The rocking couch was such a favorite of my mother’s that she took it with her to the assisted living facility

During those last two years, I would visit her every week. And, if she were feeling up to it, we drove up to that house, and she spent a few hours sitting in her living room. As far as she was concerned, that was still her home, and rarely did a week go by that she didn’t suggest that she ought to move back there. What could I tell her? That she had physical problems that required the help of another person often enough, that her cognitive skills had declined to the point that we couldn’t trust her to take her medication? That it would be a disaster? So I temporized, and put her off, and let her hope. I still wonder if that was the right thing to do.

When she first moved to the assisted living facility, I remember walking through the house. With the detachment of a professional historian, I marveled at how fascinating it would be to simply preserve the house as is, leave this way for a few centuries, to let future historians delve into its contents, to give them the physical household of a working class couple circa 2000. However, even then I realized that much would be a mystery to those historians. Without my parents alive and living there, so much of the personal content would be meaningless. What would they make of the stuffed kiwi bird toy sitting on the top kitchen shelf? No way could they guess how that came to be there.
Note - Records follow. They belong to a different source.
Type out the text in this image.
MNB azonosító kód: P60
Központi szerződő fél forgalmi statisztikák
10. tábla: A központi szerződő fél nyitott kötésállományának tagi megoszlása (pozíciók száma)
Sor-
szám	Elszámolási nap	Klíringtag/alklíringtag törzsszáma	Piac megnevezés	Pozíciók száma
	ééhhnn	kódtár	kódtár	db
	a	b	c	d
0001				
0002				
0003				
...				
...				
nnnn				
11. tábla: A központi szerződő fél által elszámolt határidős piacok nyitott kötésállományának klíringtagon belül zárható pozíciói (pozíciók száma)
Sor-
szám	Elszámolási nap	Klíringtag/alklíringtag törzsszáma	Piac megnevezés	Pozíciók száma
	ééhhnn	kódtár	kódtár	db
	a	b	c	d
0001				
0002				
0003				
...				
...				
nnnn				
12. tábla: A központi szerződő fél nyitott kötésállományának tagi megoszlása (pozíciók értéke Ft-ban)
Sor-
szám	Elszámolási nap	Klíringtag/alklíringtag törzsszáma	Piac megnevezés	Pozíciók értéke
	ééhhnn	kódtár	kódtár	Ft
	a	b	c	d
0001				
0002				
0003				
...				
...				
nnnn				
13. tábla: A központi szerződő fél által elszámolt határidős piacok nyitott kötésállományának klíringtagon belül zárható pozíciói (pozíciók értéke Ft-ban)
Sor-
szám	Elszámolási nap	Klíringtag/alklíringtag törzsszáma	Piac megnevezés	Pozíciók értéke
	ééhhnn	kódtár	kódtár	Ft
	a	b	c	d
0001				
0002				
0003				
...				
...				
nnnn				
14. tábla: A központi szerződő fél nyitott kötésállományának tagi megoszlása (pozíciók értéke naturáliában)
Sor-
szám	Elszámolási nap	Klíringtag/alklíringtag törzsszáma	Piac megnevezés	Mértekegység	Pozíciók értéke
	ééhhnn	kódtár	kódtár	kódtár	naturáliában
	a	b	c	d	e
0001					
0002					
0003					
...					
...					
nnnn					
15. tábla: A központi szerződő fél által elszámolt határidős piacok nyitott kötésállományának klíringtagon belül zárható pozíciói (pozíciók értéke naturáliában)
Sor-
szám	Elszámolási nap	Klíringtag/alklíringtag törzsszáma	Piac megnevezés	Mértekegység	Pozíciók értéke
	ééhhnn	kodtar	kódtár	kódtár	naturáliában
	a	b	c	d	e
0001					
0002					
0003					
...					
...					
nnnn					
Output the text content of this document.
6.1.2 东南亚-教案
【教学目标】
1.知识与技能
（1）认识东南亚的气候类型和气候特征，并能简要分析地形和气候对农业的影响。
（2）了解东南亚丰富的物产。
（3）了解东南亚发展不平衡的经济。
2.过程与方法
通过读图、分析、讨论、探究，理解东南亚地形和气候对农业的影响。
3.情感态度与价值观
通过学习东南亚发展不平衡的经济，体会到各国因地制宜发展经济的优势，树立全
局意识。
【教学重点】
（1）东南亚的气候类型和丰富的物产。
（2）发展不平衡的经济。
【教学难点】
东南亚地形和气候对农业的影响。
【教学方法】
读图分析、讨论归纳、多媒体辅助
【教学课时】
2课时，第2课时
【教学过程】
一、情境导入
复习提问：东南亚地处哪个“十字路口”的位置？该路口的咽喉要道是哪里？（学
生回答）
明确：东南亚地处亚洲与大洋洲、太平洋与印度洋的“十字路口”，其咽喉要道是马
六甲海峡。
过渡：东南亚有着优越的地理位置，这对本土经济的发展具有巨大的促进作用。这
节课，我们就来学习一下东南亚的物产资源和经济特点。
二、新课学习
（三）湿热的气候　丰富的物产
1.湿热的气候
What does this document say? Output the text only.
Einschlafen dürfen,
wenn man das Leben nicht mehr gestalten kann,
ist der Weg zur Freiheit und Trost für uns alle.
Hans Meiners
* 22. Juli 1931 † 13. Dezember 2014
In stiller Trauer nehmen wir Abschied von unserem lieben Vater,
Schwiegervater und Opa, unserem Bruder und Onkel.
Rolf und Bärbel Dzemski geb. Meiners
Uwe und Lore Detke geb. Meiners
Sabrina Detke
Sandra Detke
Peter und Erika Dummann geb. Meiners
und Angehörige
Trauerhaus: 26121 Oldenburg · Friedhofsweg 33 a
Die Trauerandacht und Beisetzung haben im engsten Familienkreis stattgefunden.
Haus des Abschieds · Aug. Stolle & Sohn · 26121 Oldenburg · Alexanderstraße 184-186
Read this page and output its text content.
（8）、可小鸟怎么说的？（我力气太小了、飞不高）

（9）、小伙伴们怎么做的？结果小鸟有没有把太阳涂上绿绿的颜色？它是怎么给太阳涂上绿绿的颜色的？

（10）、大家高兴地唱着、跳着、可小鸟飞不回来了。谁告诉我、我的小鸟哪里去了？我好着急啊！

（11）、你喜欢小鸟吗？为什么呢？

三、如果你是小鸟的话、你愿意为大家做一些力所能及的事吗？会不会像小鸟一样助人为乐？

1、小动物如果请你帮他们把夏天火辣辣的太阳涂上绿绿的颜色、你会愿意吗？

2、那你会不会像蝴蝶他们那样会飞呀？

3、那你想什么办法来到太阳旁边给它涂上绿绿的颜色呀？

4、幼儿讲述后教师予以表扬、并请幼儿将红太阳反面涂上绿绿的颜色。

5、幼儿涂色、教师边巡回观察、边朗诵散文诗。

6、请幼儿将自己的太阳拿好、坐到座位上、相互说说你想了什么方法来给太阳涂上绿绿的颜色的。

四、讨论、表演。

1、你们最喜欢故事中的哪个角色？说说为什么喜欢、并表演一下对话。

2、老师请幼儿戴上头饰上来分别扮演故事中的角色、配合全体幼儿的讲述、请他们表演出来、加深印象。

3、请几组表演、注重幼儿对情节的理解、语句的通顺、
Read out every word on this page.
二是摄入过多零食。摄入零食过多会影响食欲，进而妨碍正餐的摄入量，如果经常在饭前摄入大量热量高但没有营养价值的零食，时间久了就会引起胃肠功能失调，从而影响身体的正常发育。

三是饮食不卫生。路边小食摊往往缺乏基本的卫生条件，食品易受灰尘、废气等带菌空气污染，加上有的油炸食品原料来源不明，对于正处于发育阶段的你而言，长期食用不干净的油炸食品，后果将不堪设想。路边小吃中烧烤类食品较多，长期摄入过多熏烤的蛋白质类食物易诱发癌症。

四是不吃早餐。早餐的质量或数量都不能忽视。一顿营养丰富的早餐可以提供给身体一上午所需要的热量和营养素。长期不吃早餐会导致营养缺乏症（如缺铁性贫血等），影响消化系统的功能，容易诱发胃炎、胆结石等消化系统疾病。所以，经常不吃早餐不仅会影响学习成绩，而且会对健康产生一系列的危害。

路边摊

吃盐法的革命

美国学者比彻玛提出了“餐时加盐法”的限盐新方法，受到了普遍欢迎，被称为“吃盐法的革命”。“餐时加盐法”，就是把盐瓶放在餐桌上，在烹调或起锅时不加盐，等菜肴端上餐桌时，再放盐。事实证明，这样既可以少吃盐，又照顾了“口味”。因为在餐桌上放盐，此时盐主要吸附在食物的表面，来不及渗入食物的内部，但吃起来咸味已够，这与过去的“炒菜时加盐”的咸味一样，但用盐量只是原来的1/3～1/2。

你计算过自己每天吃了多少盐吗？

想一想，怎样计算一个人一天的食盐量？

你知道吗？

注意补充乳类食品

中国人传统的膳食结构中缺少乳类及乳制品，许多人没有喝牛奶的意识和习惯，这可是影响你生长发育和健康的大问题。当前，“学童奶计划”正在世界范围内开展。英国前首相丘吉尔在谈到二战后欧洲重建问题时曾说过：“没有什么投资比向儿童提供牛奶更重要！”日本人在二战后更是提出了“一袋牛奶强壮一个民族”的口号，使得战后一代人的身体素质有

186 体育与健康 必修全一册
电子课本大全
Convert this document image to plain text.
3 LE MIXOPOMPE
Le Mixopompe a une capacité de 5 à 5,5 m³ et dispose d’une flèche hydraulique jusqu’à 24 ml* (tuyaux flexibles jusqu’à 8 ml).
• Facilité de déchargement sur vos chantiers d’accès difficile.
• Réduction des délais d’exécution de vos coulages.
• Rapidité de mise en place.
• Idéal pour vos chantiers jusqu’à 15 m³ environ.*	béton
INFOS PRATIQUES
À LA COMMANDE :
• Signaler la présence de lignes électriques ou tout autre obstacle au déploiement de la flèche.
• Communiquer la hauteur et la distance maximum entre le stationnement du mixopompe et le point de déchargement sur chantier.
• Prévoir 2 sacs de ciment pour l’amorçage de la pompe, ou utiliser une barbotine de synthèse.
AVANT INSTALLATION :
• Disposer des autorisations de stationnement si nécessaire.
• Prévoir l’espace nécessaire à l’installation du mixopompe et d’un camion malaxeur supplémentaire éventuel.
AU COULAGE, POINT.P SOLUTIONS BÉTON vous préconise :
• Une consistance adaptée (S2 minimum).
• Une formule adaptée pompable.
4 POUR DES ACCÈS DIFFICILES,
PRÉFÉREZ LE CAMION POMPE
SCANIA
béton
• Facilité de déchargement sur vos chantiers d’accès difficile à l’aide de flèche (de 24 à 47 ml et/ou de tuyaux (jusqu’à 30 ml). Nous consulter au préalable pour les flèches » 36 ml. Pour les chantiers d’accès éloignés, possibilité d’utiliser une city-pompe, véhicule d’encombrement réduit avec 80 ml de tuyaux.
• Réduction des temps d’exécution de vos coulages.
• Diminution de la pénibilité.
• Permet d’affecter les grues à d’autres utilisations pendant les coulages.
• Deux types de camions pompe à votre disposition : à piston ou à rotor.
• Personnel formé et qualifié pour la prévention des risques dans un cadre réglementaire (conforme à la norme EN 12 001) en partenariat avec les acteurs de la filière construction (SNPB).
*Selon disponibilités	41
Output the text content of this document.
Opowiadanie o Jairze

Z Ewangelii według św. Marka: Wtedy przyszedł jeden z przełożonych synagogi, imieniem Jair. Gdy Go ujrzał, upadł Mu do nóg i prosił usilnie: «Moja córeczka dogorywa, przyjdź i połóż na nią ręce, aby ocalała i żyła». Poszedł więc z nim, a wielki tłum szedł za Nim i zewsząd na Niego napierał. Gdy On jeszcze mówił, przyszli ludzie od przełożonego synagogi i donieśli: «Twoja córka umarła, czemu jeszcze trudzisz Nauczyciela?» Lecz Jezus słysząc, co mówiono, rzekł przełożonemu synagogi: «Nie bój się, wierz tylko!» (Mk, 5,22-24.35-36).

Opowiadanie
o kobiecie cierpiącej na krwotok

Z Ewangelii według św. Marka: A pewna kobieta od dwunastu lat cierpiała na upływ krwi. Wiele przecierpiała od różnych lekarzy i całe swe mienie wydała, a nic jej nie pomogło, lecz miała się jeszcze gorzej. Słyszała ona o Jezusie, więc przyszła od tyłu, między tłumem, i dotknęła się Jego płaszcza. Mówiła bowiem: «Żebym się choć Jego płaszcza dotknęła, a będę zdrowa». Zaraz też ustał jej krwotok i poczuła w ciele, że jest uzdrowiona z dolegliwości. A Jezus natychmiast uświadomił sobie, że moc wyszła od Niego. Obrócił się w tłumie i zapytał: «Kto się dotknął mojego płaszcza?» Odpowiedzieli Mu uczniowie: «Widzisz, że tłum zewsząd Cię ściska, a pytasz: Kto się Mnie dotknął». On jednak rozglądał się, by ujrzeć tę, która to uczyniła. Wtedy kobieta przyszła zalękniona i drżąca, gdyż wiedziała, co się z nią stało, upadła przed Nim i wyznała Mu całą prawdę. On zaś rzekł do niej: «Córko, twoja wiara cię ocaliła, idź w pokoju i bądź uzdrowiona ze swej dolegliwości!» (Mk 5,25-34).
I have only a few more times to walk through it now. Those will be the last I see of many old familiar possessions. Some I’ve not seen in years, hidden away in cupboards. Some I saw every time I visited. Some bring back memories; some don’t. It doesn’t matter. We have no room for them, so they must go. The new owner will get a house stripped of its furnishings, of its memories. He can build new ones, if he wants.

And my parents’ last household will be gone. In a lot of ways, it’s like saying goodbye to them all over again. Silly. These are just things they owned, not the family members I loved. And yet, and yet, I can stand in any room and bring back memories of them. For a few more days. And then never again.